Of course, it’s no secret that the ANC didn’t want provinces before 1994 and gave in on this as a compromise. But the provinces are here now. They are 15 years old. But the interests entrenched in them — power, turf, material, identity — are almost as old as time itself. It will not be easy to dislodge the provinces. The ANC has, in any case, not made any decision to dissolve the provinces. There is certainly no Polokwane resolution to this effect. But the ANC took a decision to have a summit on the provincial and local government system. Cabinet is also to consider a Policy Review Paper on the co­operative governance system. The debate has barely begun.

It seems unlikely that the provinces will disappear in the near future­. More likely is a possible reform­ of the provincial system in the interests of service delivery and development. But it’s important to keep an open mind. There are at least some broad possibilities.

• The nine provinces could be retained with essentially the same powers and functions, even if they were refined and integrated into a more cohesive co-operative governance system.

• The nine provinces could be retained but with substantially reduced (or, unlikely though it may be, increased) powers and functions.

• The number of provinces could be reduced. There could be various forms of this, including reducing the number of provinces, with essentially the same powers and functions, even if they were refined and integrated into a more cohesive co-operative governance system. Or the number of provinces could be reduced with substantially reduced (or, unlikely though it may be, increased) powers and functions. Provinces could just be merged using the existing boundaries or new boundaries could be determined for all provinces. And the form that the boundaries take could be accompanied by different possibilities of powers and functions.

• Provinces, whatever their number, could be retained simply as administrative units.

• Provinces could be phased out over time.

Of course, there are various permutations of the above possibilities. And there may be other possibilities too. We need to debate the options rigorously.

But, clearly we cannot consider these options without reviewing the local government system, which is seriously challenged. Local­ government has to be considerably more effective. The two-tier model of district and local municipalities and other key features of the local government system have to be reviewed.

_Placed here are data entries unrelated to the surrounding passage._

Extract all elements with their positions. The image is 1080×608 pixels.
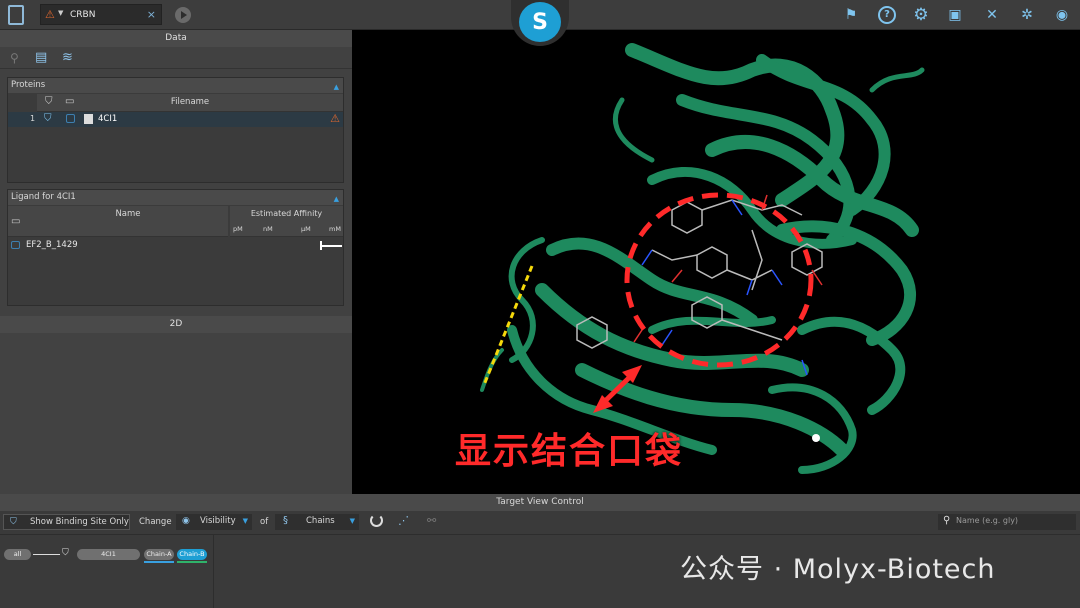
- tools-icon[interactable]: ✕: [983, 6, 1001, 24]
- proteins-column-header: ⛉ ▭ Filename: [37, 94, 343, 112]
- unit-um: µM: [301, 225, 311, 233]
- shield-icon[interactable]: ⛉: [62, 548, 69, 558]
- search-placeholder: Name (e.g. gly): [956, 516, 1019, 525]
- proteins-title-bar: Proteins ▲: [8, 78, 343, 93]
- eye-icon: ◉: [182, 516, 190, 526]
- distance-icon[interactable]: ⋰: [398, 514, 409, 527]
- shield-icon: ⛉: [10, 517, 17, 527]
- data-toolbar: ⚲ ▤ ≋: [0, 47, 352, 69]
- binding-pocket-annotation: 显示结合口袋: [455, 431, 684, 472]
- docking-alert-icon[interactable]: ⚑: [842, 6, 860, 24]
- visibility-label: Visibility: [200, 516, 236, 526]
- tab-crbn[interactable]: ⚠ ▼ CRBN ×: [40, 4, 162, 25]
- affinity-header: Estimated Affinity pM nM µM mM: [230, 206, 343, 237]
- visibility-dropdown[interactable]: ◉ Visibility ▼: [176, 514, 252, 530]
- table-row[interactable]: 1 ⛉ 4CI1 ⚠: [8, 112, 343, 127]
- connector-line: [33, 554, 60, 555]
- molecule-tools-icon[interactable]: ✲: [1018, 6, 1036, 24]
- 3d-viewer[interactable]: 显示结合口袋: [352, 30, 1080, 494]
- ligand-name-header: ▭ Name: [8, 206, 228, 237]
- unit-nm: nM: [263, 225, 273, 233]
- affinity-bar: [320, 245, 342, 247]
- chain-a-indicator: [144, 561, 174, 563]
- eye-icon[interactable]: ◉: [1053, 6, 1071, 24]
- reset-icon[interactable]: [370, 514, 383, 527]
- chains-dropdown[interactable]: § Chains ▼: [275, 514, 359, 530]
- chevron-down-icon[interactable]: ▼: [58, 9, 63, 17]
- divider: [213, 534, 214, 608]
- list-item[interactable]: EF2_B_1429: [8, 239, 343, 252]
- document-icon[interactable]: [8, 5, 24, 25]
- ligand-panel: Ligand for 4CI1 ▲ ▭ Name Estimated Affin…: [7, 189, 344, 306]
- ligand-title-bar: Ligand for 4CI1 ▲: [8, 190, 343, 205]
- unit-pm: pM: [233, 225, 243, 233]
- unit-mm: mM: [329, 225, 341, 233]
- settings-icon[interactable]: ⚙: [912, 6, 930, 24]
- data-panel: Data ⚲ ▤ ≋ Proteins ▲ ⛉ ▭ Filename 1 ⛉ 4…: [0, 30, 352, 494]
- residue-search-input[interactable]: ⚲ Name (e.g. gly): [938, 514, 1076, 530]
- filename-header: Filename: [170, 97, 210, 107]
- monitor-icon[interactable]: ▣: [946, 6, 964, 24]
- collapse-icon[interactable]: ▲: [334, 192, 339, 207]
- of-label: of: [260, 517, 269, 527]
- protein-chip[interactable]: 4CI1: [77, 549, 140, 560]
- name-header: Name: [115, 209, 141, 219]
- affinity-bar-tick: [320, 241, 322, 250]
- save-icon[interactable]: ▤: [35, 50, 47, 65]
- target-view-title: Target View Control: [0, 494, 1080, 511]
- divider: [0, 534, 1080, 535]
- affinity-title: Estimated Affinity: [250, 209, 323, 218]
- ribbon-icon: §: [283, 515, 288, 526]
- play-icon[interactable]: [175, 7, 191, 23]
- chevron-down-icon: ▼: [349, 517, 355, 525]
- link-icon[interactable]: ⚯: [427, 514, 436, 527]
- warning-icon: ⚠: [45, 8, 55, 21]
- data-header: Data: [0, 30, 352, 47]
- proteins-panel: Proteins ▲ ⛉ ▭ Filename 1 ⛉ 4CI1 ⚠: [7, 77, 344, 183]
- shield-icon[interactable]: ⛉: [44, 113, 52, 124]
- row-index: 1: [30, 114, 36, 123]
- file-icon: [84, 114, 93, 124]
- show-binding-label: Show Binding Site Only: [30, 517, 129, 527]
- warning-icon[interactable]: ⚠: [330, 112, 340, 125]
- chains-label: Chains: [306, 516, 335, 526]
- watermark: 公众号 · Molyx-Biotech: [680, 554, 996, 585]
- ligand-name: EF2_B_1429: [26, 240, 78, 250]
- show-binding-site-toggle[interactable]: ⛉ Show Binding Site Only: [3, 514, 130, 530]
- search-icon: ⚲: [943, 515, 951, 526]
- user-icon[interactable]: ⚲: [10, 51, 19, 65]
- close-icon[interactable]: ×: [147, 8, 156, 21]
- ligand-title: Ligand for 4CI1: [11, 192, 76, 202]
- chevron-down-icon: ▼: [242, 517, 248, 525]
- change-label: Change: [139, 517, 172, 527]
- help-icon[interactable]: ?: [878, 6, 896, 24]
- load-icon[interactable]: ≋: [62, 50, 73, 65]
- 2d-header: 2D: [0, 316, 352, 333]
- tab-label: CRBN: [70, 10, 96, 20]
- chain-b-chip[interactable]: Chain-B: [177, 549, 207, 560]
- protein-name: 4CI1: [98, 114, 118, 124]
- logo-icon: S: [519, 2, 561, 42]
- collapse-icon[interactable]: ▲: [334, 80, 339, 95]
- all-chip[interactable]: all: [4, 549, 31, 560]
- chain-a-chip[interactable]: Chain-A: [144, 549, 174, 560]
- comment-icon[interactable]: [11, 241, 20, 249]
- proteins-title: Proteins: [11, 80, 46, 90]
- chain-b-indicator: [177, 561, 207, 563]
- comment-icon[interactable]: [66, 114, 75, 123]
- 2d-view[interactable]: [0, 333, 352, 494]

Basically, we need a far more effective­ co-operative governance system. Ultimately, the more we entrench an effective co-operative governance system, the more we will build the developmental state, and the more we build the developmental state, the more we will entrench­ effective co-operative governance. There is a mutually reinforcing­ relationship between effective co-operative governance and a developmental state.

• Yunus Carrim is the Deputy Minister of Co-operative Governance and Traditional Affairs. This is an edited version of a recent speech.